As part of its plutonium disposition program, the United States has been sending some material to the Waste Isolation Pilot Plant (WIPP) near Carlsbad, New Mexico. The repository, which opened in 1999, suspended operations after an accident in February 2014. During that time, WIPP accepted about 5.7 MT of plutonium in various forms. The graph and the table below provide data on the amount of plutonium emplaced in WIPP in 1999-2014. The table is based on the official information that the Department of Energy released to researchers.

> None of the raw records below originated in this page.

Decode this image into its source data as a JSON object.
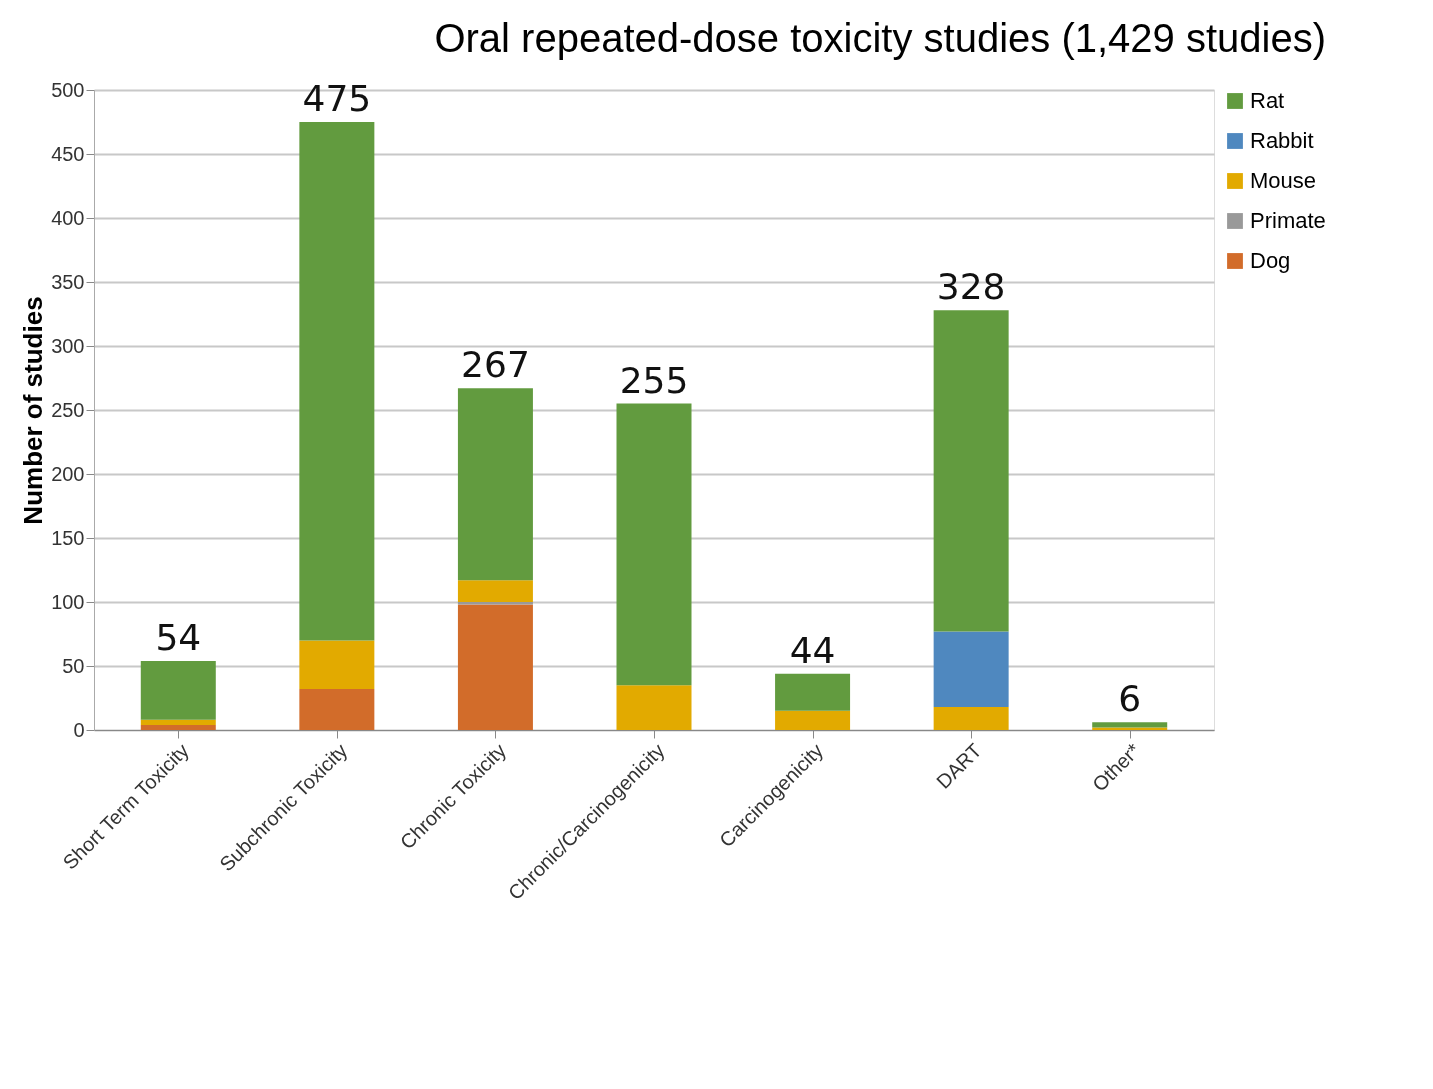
{
  "chart_data": {
    "type": "bar",
    "stacked": true,
    "title": "Oral repeated-dose toxicity studies (1,429 studies)",
    "ylabel": "Number of studies",
    "categories": [
      "Short Term Toxicity",
      "Subchronic Toxicity",
      "Chronic Toxicity",
      "Chronic/Carcinogenicity",
      "Carcinogenicity",
      "DART",
      "Other*"
    ],
    "series": [
      {
        "name": "Dog",
        "color": "#d26c2a",
        "values": [
          4,
          32,
          98,
          0,
          0,
          0,
          0
        ]
      },
      {
        "name": "Primate",
        "color": "#999999",
        "values": [
          0,
          0,
          2,
          0,
          0,
          0,
          0
        ]
      },
      {
        "name": "Mouse",
        "color": "#e2aa00",
        "values": [
          4,
          38,
          17,
          35,
          15,
          18,
          2
        ]
      },
      {
        "name": "Rabbit",
        "color": "#4f88bf",
        "values": [
          0,
          0,
          0,
          0,
          0,
          59,
          0
        ]
      },
      {
        "name": "Rat",
        "color": "#629b3f",
        "values": [
          46,
          405,
          150,
          220,
          29,
          251,
          4
        ]
      }
    ],
    "totals": [
      "54",
      "475",
      "267",
      "255",
      "44",
      "328",
      "6"
    ],
    "ylim": [
      0,
      500
    ],
    "yticks": [
      0,
      50,
      100,
      150,
      200,
      250,
      300,
      350,
      400,
      450,
      500
    ],
    "grid": "y",
    "legend": "right"
  }
}
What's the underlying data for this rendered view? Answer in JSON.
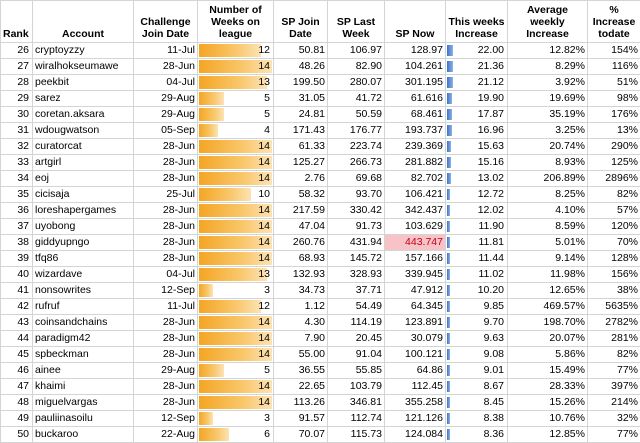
{
  "headers": {
    "rank": "Rank",
    "account": "Account",
    "join_date": "Challenge Join Date",
    "weeks": "Number of Weeks on league",
    "sp_join": "SP Join Date",
    "sp_last": "SP Last Week",
    "sp_now": "SP Now",
    "inc": "This weeks Increase",
    "avg": "Average weekly Increase",
    "pct": "% Increase todate"
  },
  "weeks_max": 14,
  "inc_max": 22.0,
  "highlight_color": "#f8c3c6",
  "bar_color": "#f5a523",
  "inc_bar_color": "#3b73c8",
  "rows": [
    {
      "rank": "26",
      "account": "cryptoyzzy",
      "join": "11-Jul",
      "weeks": "12",
      "sp_join": "50.81",
      "sp_last": "106.97",
      "sp_now": "128.97",
      "inc": "22.00",
      "avg": "12.82%",
      "pct": "154%",
      "hl": false
    },
    {
      "rank": "27",
      "account": "wiralhokseumawe",
      "join": "28-Jun",
      "weeks": "14",
      "sp_join": "48.26",
      "sp_last": "82.90",
      "sp_now": "104.261",
      "inc": "21.36",
      "avg": "8.29%",
      "pct": "116%",
      "hl": false
    },
    {
      "rank": "28",
      "account": "peekbit",
      "join": "04-Jul",
      "weeks": "13",
      "sp_join": "199.50",
      "sp_last": "280.07",
      "sp_now": "301.195",
      "inc": "21.12",
      "avg": "3.92%",
      "pct": "51%",
      "hl": false
    },
    {
      "rank": "29",
      "account": "sarez",
      "join": "29-Aug",
      "weeks": "5",
      "sp_join": "31.05",
      "sp_last": "41.72",
      "sp_now": "61.616",
      "inc": "19.90",
      "avg": "19.69%",
      "pct": "98%",
      "hl": false
    },
    {
      "rank": "30",
      "account": "coretan.aksara",
      "join": "29-Aug",
      "weeks": "5",
      "sp_join": "24.81",
      "sp_last": "50.59",
      "sp_now": "68.461",
      "inc": "17.87",
      "avg": "35.19%",
      "pct": "176%",
      "hl": false
    },
    {
      "rank": "31",
      "account": "wdougwatson",
      "join": "05-Sep",
      "weeks": "4",
      "sp_join": "171.43",
      "sp_last": "176.77",
      "sp_now": "193.737",
      "inc": "16.96",
      "avg": "3.25%",
      "pct": "13%",
      "hl": false
    },
    {
      "rank": "32",
      "account": "curatorcat",
      "join": "28-Jun",
      "weeks": "14",
      "sp_join": "61.33",
      "sp_last": "223.74",
      "sp_now": "239.369",
      "inc": "15.63",
      "avg": "20.74%",
      "pct": "290%",
      "hl": false
    },
    {
      "rank": "33",
      "account": "artgirl",
      "join": "28-Jun",
      "weeks": "14",
      "sp_join": "125.27",
      "sp_last": "266.73",
      "sp_now": "281.882",
      "inc": "15.16",
      "avg": "8.93%",
      "pct": "125%",
      "hl": false
    },
    {
      "rank": "34",
      "account": "eoj",
      "join": "28-Jun",
      "weeks": "14",
      "sp_join": "2.76",
      "sp_last": "69.68",
      "sp_now": "82.702",
      "inc": "13.02",
      "avg": "206.89%",
      "pct": "2896%",
      "hl": false
    },
    {
      "rank": "35",
      "account": "cicisaja",
      "join": "25-Jul",
      "weeks": "10",
      "sp_join": "58.32",
      "sp_last": "93.70",
      "sp_now": "106.421",
      "inc": "12.72",
      "avg": "8.25%",
      "pct": "82%",
      "hl": false
    },
    {
      "rank": "36",
      "account": "loreshapergames",
      "join": "28-Jun",
      "weeks": "14",
      "sp_join": "217.59",
      "sp_last": "330.42",
      "sp_now": "342.437",
      "inc": "12.02",
      "avg": "4.10%",
      "pct": "57%",
      "hl": false
    },
    {
      "rank": "37",
      "account": "uyobong",
      "join": "28-Jun",
      "weeks": "14",
      "sp_join": "47.04",
      "sp_last": "91.73",
      "sp_now": "103.629",
      "inc": "11.90",
      "avg": "8.59%",
      "pct": "120%",
      "hl": false
    },
    {
      "rank": "38",
      "account": "giddyupngo",
      "join": "28-Jun",
      "weeks": "14",
      "sp_join": "260.76",
      "sp_last": "431.94",
      "sp_now": "443.747",
      "inc": "11.81",
      "avg": "5.01%",
      "pct": "70%",
      "hl": true
    },
    {
      "rank": "39",
      "account": "tfq86",
      "join": "28-Jun",
      "weeks": "14",
      "sp_join": "68.93",
      "sp_last": "145.72",
      "sp_now": "157.166",
      "inc": "11.44",
      "avg": "9.14%",
      "pct": "128%",
      "hl": false
    },
    {
      "rank": "40",
      "account": "wizardave",
      "join": "04-Jul",
      "weeks": "13",
      "sp_join": "132.93",
      "sp_last": "328.93",
      "sp_now": "339.945",
      "inc": "11.02",
      "avg": "11.98%",
      "pct": "156%",
      "hl": false
    },
    {
      "rank": "41",
      "account": "nonsowrites",
      "join": "12-Sep",
      "weeks": "3",
      "sp_join": "34.73",
      "sp_last": "37.71",
      "sp_now": "47.912",
      "inc": "10.20",
      "avg": "12.65%",
      "pct": "38%",
      "hl": false
    },
    {
      "rank": "42",
      "account": "rufruf",
      "join": "11-Jul",
      "weeks": "12",
      "sp_join": "1.12",
      "sp_last": "54.49",
      "sp_now": "64.345",
      "inc": "9.85",
      "avg": "469.57%",
      "pct": "5635%",
      "hl": false
    },
    {
      "rank": "43",
      "account": "coinsandchains",
      "join": "28-Jun",
      "weeks": "14",
      "sp_join": "4.30",
      "sp_last": "114.19",
      "sp_now": "123.891",
      "inc": "9.70",
      "avg": "198.70%",
      "pct": "2782%",
      "hl": false
    },
    {
      "rank": "44",
      "account": "paradigm42",
      "join": "28-Jun",
      "weeks": "14",
      "sp_join": "7.90",
      "sp_last": "20.45",
      "sp_now": "30.079",
      "inc": "9.63",
      "avg": "20.07%",
      "pct": "281%",
      "hl": false
    },
    {
      "rank": "45",
      "account": "spbeckman",
      "join": "28-Jun",
      "weeks": "14",
      "sp_join": "55.00",
      "sp_last": "91.04",
      "sp_now": "100.121",
      "inc": "9.08",
      "avg": "5.86%",
      "pct": "82%",
      "hl": false
    },
    {
      "rank": "46",
      "account": "ainee",
      "join": "29-Aug",
      "weeks": "5",
      "sp_join": "36.55",
      "sp_last": "55.85",
      "sp_now": "64.86",
      "inc": "9.01",
      "avg": "15.49%",
      "pct": "77%",
      "hl": false
    },
    {
      "rank": "47",
      "account": "khaimi",
      "join": "28-Jun",
      "weeks": "14",
      "sp_join": "22.65",
      "sp_last": "103.79",
      "sp_now": "112.45",
      "inc": "8.67",
      "avg": "28.33%",
      "pct": "397%",
      "hl": false
    },
    {
      "rank": "48",
      "account": "miguelvargas",
      "join": "28-Jun",
      "weeks": "14",
      "sp_join": "113.26",
      "sp_last": "346.81",
      "sp_now": "355.258",
      "inc": "8.45",
      "avg": "15.26%",
      "pct": "214%",
      "hl": false
    },
    {
      "rank": "49",
      "account": "pauliinasoilu",
      "join": "12-Sep",
      "weeks": "3",
      "sp_join": "91.57",
      "sp_last": "112.74",
      "sp_now": "121.126",
      "inc": "8.38",
      "avg": "10.76%",
      "pct": "32%",
      "hl": false
    },
    {
      "rank": "50",
      "account": "buckaroo",
      "join": "22-Aug",
      "weeks": "6",
      "sp_join": "70.07",
      "sp_last": "115.73",
      "sp_now": "124.084",
      "inc": "8.36",
      "avg": "12.85%",
      "pct": "77%",
      "hl": false
    }
  ]
}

The data shows that most of the plutonium emplaced in WIPP is weapon-grade material with Pu-239 content above 92 percent. Until 2003, the plutonium sent to WIPP has Pu-239 content of 94 percent. Also, the data shows that WIPP accepted about 28 kg of Pu-238, most of it starting in 2005.
The amount of disposed plutonium as reported by WIPP is different from the amount that the United States includes in its INFICR/549 reports to the IAEA. Information about plutonium disposition first included in the 2011 report, which stated that as of the end of 2010 "4.4 metric tons that has been disposed to waste after termination of safeguards post-1998." That material was part of the "61.5 metric tons of government owned plutonium that the United States has declared as excess to national security needs." The WIPP records show that at that point the facility accepted 5.06 MT of plutonium. Later, the United States reported that as of December 31, 2012 the amount of excess plutonium disposed of as waste was 4.5 MT. This number has not changed since. At the same time, the amount emplaced in WIPP was 5.5 MT at the end of 2012 and increased to 5.7 MT in 2014. The nature of the discrepancy is not clear. It is possible that it can be explained by the fact that WIPP accepted material that was excluded from the material accounting prior to 1994 and therefore is not counted as excess plutonium.